Keeping track of how companies respond to bug reports

No offense will be taken if this thread gets deleted.This data is now being stored in a google spreadsheet https://docs.google.com/spreadsheets/d/1ovzdpsEjGTplUC2kaUaMZcXRJzaM9FmnMX5NGXl0cyo/edit?usp=sharing. The purpose of this thread is to track how companies with or without bounty programs respond to bug reports, how long it takes them to respond, what type of response they give, what type of bugs they don’t want, and what areas they want focused on the most. Some programs will say they want a certain bug, but when you report it, they say they don’t want that type of bug.

1 Like

What no one wants to see on this thread are vulnerabilities in sites that aren’t patched and you aren’t supposed to talk about them. This is an attempt in generalizing and if the bounty has rules where you can’t talk about it at all, then please don’t write about it here.

[quote=“planetzuda, post:2, topic:160, full:true”]
What no one wants to see on this thread are vulnerabilities in sites that aren’t patched and you aren’t supposed to talk about them. [/quote]

Yeah, that’s basically the main rule regarding bounty programs. For now, we’re asking that people not post program/company specifics about vulnerabilities they’re working on or they’ve reported, unless otherwise cleared with the company/program you’re working with. Generally speaking, please follow any bounty program rules for those companies that you’re working with :smile:

Nice thread to have it started. I share my experience with Yandex bug bounty program.

Yandex bounty program is well-known, and perhaps one of the first russian companies to start a bug bounty program.

Last Year, I have reported a vulnerability to Yandex including a video screenshot. 2 weeks later, they contacted me saying that they are not able to reproduce it, and asked me to test the issue against .ru domain. After I checked this day, I have found that the issue has been fixed. I have contacted them, and declined they have made any changes.

Then I started searching for researcher’s opinion about Yandex bug bounty program, and I found that a researcher named Rafay Baloch posted a blog post talking about his experience with the program. Yandex response to a researcher named George Noseevich in the post was the same response to me.

I am not encouraging/discouraging anyone from participating in Yandex bounty program, I am just sharing my experience with it.

Best,

Our experience with Yandex has been similar to yours. Another bug bounty that was discontinued late last year is giftcards.com. We found a bug in 2013 and they said they were going to fix it in December of 2013. The issue still hasn’t been fixed. It has a CVSS score of 7.1. They closed their bounty program in December of 2014, because they got too many bug reports. The bug we found isn’t one we write about, but report a lot. My company doesn’t write about a lot of stuff.

1 Like

Template Monster apparently has their marketing team vet bug reports or at least reply to those who reported it. They aren’t interested in bug reports or at least not the report we sent in. Update: they said they weren’t going to fix a bug, but they did anyways…

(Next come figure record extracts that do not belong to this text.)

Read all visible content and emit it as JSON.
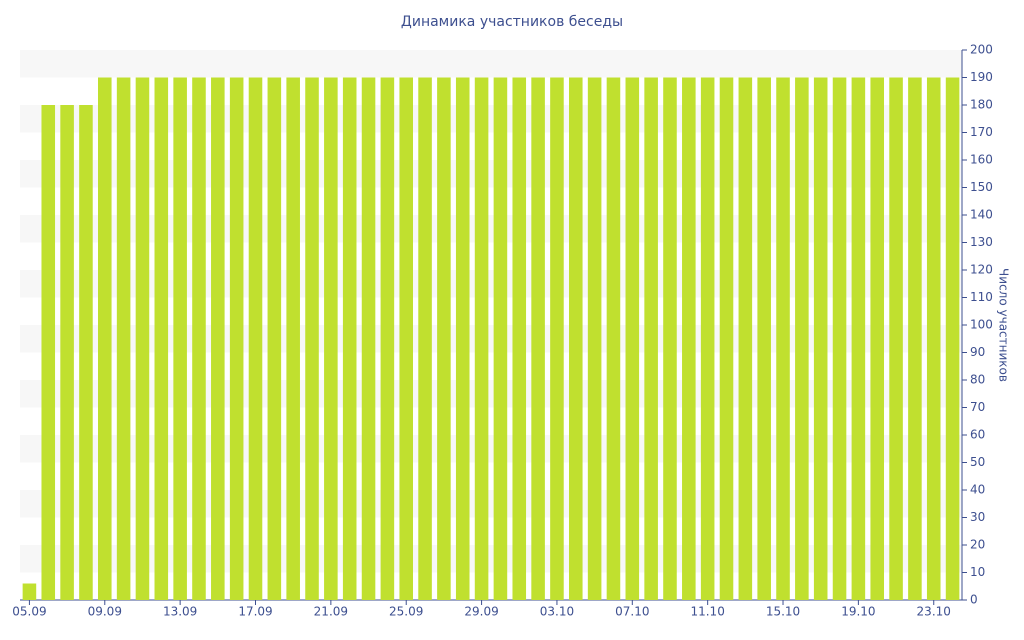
{
  "chart_data": {
    "type": "bar",
    "title": "Динамика участников беседы",
    "y_label": "Число участников",
    "categories": [
      "05.09",
      null,
      null,
      null,
      "09.09",
      null,
      null,
      null,
      "13.09",
      null,
      null,
      null,
      "17.09",
      null,
      null,
      null,
      "21.09",
      null,
      null,
      null,
      "25.09",
      null,
      null,
      null,
      "29.09",
      null,
      null,
      null,
      "03.10",
      null,
      null,
      null,
      "07.10",
      null,
      null,
      null,
      "11.10",
      null,
      null,
      null,
      "15.10",
      null,
      null,
      null,
      "19.10",
      null,
      null,
      null,
      "23.10",
      null
    ],
    "values": [
      6,
      180,
      180,
      180,
      190,
      190,
      190,
      190,
      190,
      190,
      190,
      190,
      190,
      190,
      190,
      190,
      190,
      190,
      190,
      190,
      190,
      190,
      190,
      190,
      190,
      190,
      190,
      190,
      190,
      190,
      190,
      190,
      190,
      190,
      190,
      190,
      190,
      190,
      190,
      190,
      190,
      190,
      190,
      190,
      190,
      190,
      190,
      190,
      190,
      190
    ],
    "color": "#c0e02f",
    "ylim": [
      0,
      200
    ],
    "yticks": [
      0,
      10,
      20,
      30,
      40,
      50,
      60,
      70,
      80,
      90,
      100,
      110,
      120,
      130,
      140,
      150,
      160,
      170,
      180,
      190,
      200
    ],
    "y_axis_side": "right",
    "grid": "bands"
  }
}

I have a good amount of this on my blog: http://randywestergren.com/

Some pretty high profile companies have responded very well. Verizon even has a formal process now: http://www.verizon.com/info/reportsecurityissue/?c=1

@rwestergren, it’d be nice if you could put a list of how companies responded l on this thread. Your site is nice, but it takes time to go through all of your findings to see which company responded well and which didn’t.

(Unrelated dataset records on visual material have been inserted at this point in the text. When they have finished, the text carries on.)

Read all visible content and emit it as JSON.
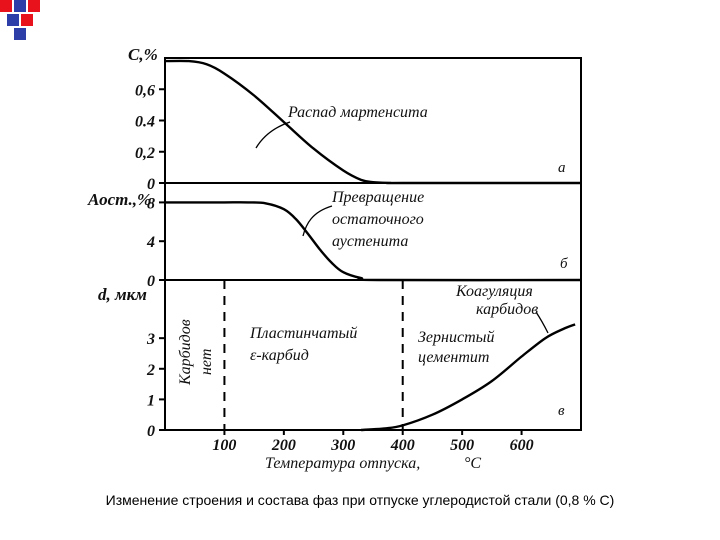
{
  "caption": "Изменение строения и состава фаз при отпуске углеродистой стали (0,8 % С)",
  "colors": {
    "logo_red": "#e8121c",
    "logo_blue": "#2d3ea8",
    "line": "#000000"
  },
  "chart_data": [
    {
      "panel": "a",
      "type": "line",
      "panel_label": "а",
      "ylabel": "С,%",
      "yticks": [
        "0",
        "0,2",
        "0.4",
        "0,6"
      ],
      "ytick_values": [
        0,
        0.2,
        0.4,
        0.6
      ],
      "ylim": [
        0,
        0.8
      ],
      "xlim": [
        0,
        700
      ],
      "series": [
        {
          "name": "Распад мартенсита",
          "x": [
            0,
            40,
            70,
            100,
            150,
            200,
            250,
            300,
            330,
            350,
            380,
            400,
            700
          ],
          "y": [
            0.78,
            0.78,
            0.76,
            0.7,
            0.56,
            0.39,
            0.22,
            0.08,
            0.02,
            0.005,
            0,
            0,
            0
          ]
        }
      ],
      "annotations": [
        {
          "text": "Распад мартенсита"
        }
      ]
    },
    {
      "panel": "b",
      "type": "line",
      "panel_label": "б",
      "ylabel": "Аост.,%",
      "yticks": [
        "0",
        "4",
        "8"
      ],
      "ytick_values": [
        0,
        4,
        8
      ],
      "ylim": [
        0,
        10
      ],
      "xlim": [
        0,
        700
      ],
      "series": [
        {
          "name": "Превращение остаточного аустенита",
          "x": [
            0,
            50,
            100,
            140,
            170,
            200,
            220,
            240,
            260,
            280,
            300,
            330,
            360,
            700
          ],
          "y": [
            8,
            8,
            8,
            8,
            7.9,
            7.3,
            6.3,
            4.8,
            3.2,
            1.8,
            0.8,
            0.2,
            0,
            0
          ]
        }
      ],
      "annotations": [
        {
          "lines": [
            "Превращение",
            "остаточного",
            "аустенита"
          ]
        }
      ]
    },
    {
      "panel": "c",
      "type": "line",
      "panel_label": "в",
      "ylabel": "d, мкм",
      "yticks": [
        "0",
        "1",
        "2",
        "3"
      ],
      "ytick_values": [
        0,
        1,
        2,
        3
      ],
      "ylim": [
        0,
        4.9
      ],
      "xlim": [
        0,
        700
      ],
      "xticks": [
        "100",
        "200",
        "300",
        "400",
        "500",
        "600"
      ],
      "xtick_values": [
        100,
        200,
        300,
        400,
        500,
        600
      ],
      "xlabel": "Температура отпуска,",
      "xunit": "°С",
      "dashed_lines_x": [
        100,
        400
      ],
      "series": [
        {
          "name": "Коагуляция карбидов",
          "x": [
            330,
            370,
            400,
            450,
            500,
            550,
            600,
            640,
            670,
            690
          ],
          "y": [
            0,
            0.05,
            0.15,
            0.5,
            1.0,
            1.6,
            2.4,
            3.0,
            3.3,
            3.45
          ]
        }
      ],
      "regions": [
        {
          "lines": [
            "Карбидов",
            "нет"
          ]
        },
        {
          "lines": [
            "Пластинчатый",
            "ε-карбид"
          ]
        },
        {
          "lines": [
            "Зернистый",
            "цементит"
          ]
        }
      ],
      "annotations": [
        {
          "lines": [
            "Коагуляция",
            "карбидов"
          ]
        }
      ]
    }
  ]
}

Wall Street Journal does not want help with their security and are hard to contact.

GoDaddy responds well, that is if you contact the security department. MailPoet, a plugin for WordPress responds well and has an unofficial bounty http://www.mailpoet.com/contact/. Magento responds well, that is if you are able to explain really well what the impact of the bug is. If you just give Magento the reproduction steps they may say it isn’t a problem. You have to really explain how it is dangerous.

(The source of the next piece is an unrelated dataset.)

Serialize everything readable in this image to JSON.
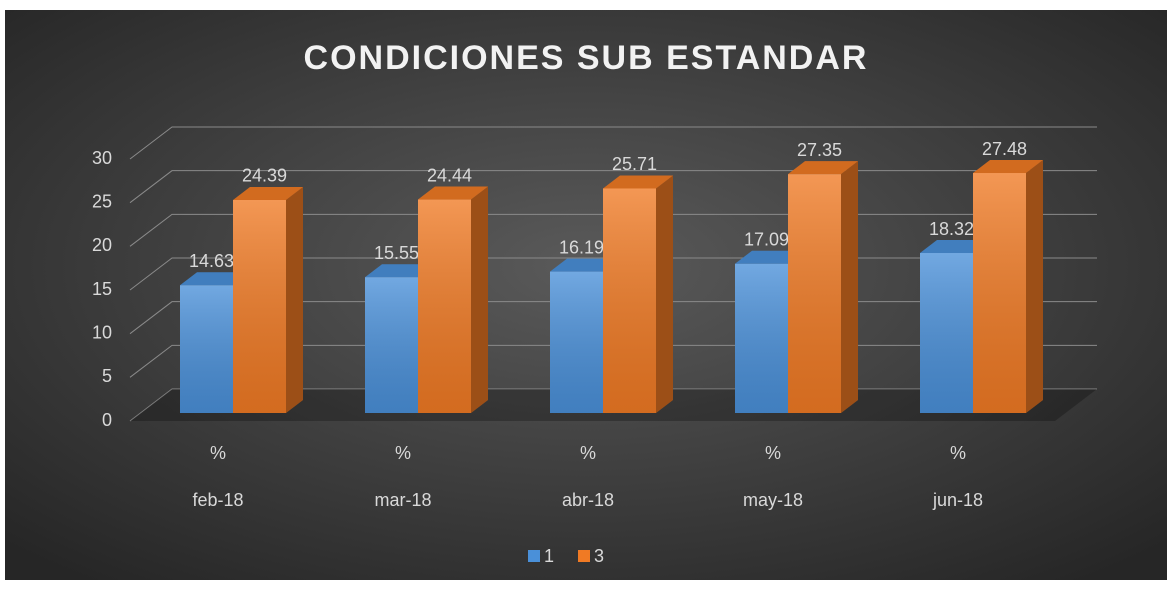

@planetzuda, I really don’t think an ongoing thread is a good place for this data. Maybe a spreadsheet, or something Bugcrowd could handle, i.e. experiences contacting companies, successful contact methods used, comments etc.

1 Like

@rwestergren Maybe someone could create a Google Spreadsheet or something? Someone could create it, then create a new thread with the link to the doc at the top? Or something?

1 Like

@SamHouston Okay, done and edited the first post. I’ll be porting everything over. https://docs.google.com/spreadsheets/d/1ovzdpsEjGTplUC2kaUaMZcXRJzaM9FmnMX5NGXl0cyo/edit?usp=sharing

1 Like

My experience with Yandex is bad as well. Reported a valid vulnerability last september (2014) fixed now and still waiting for the payment which doesn’t go through even though my bank details are correct (they don’t use Paypal).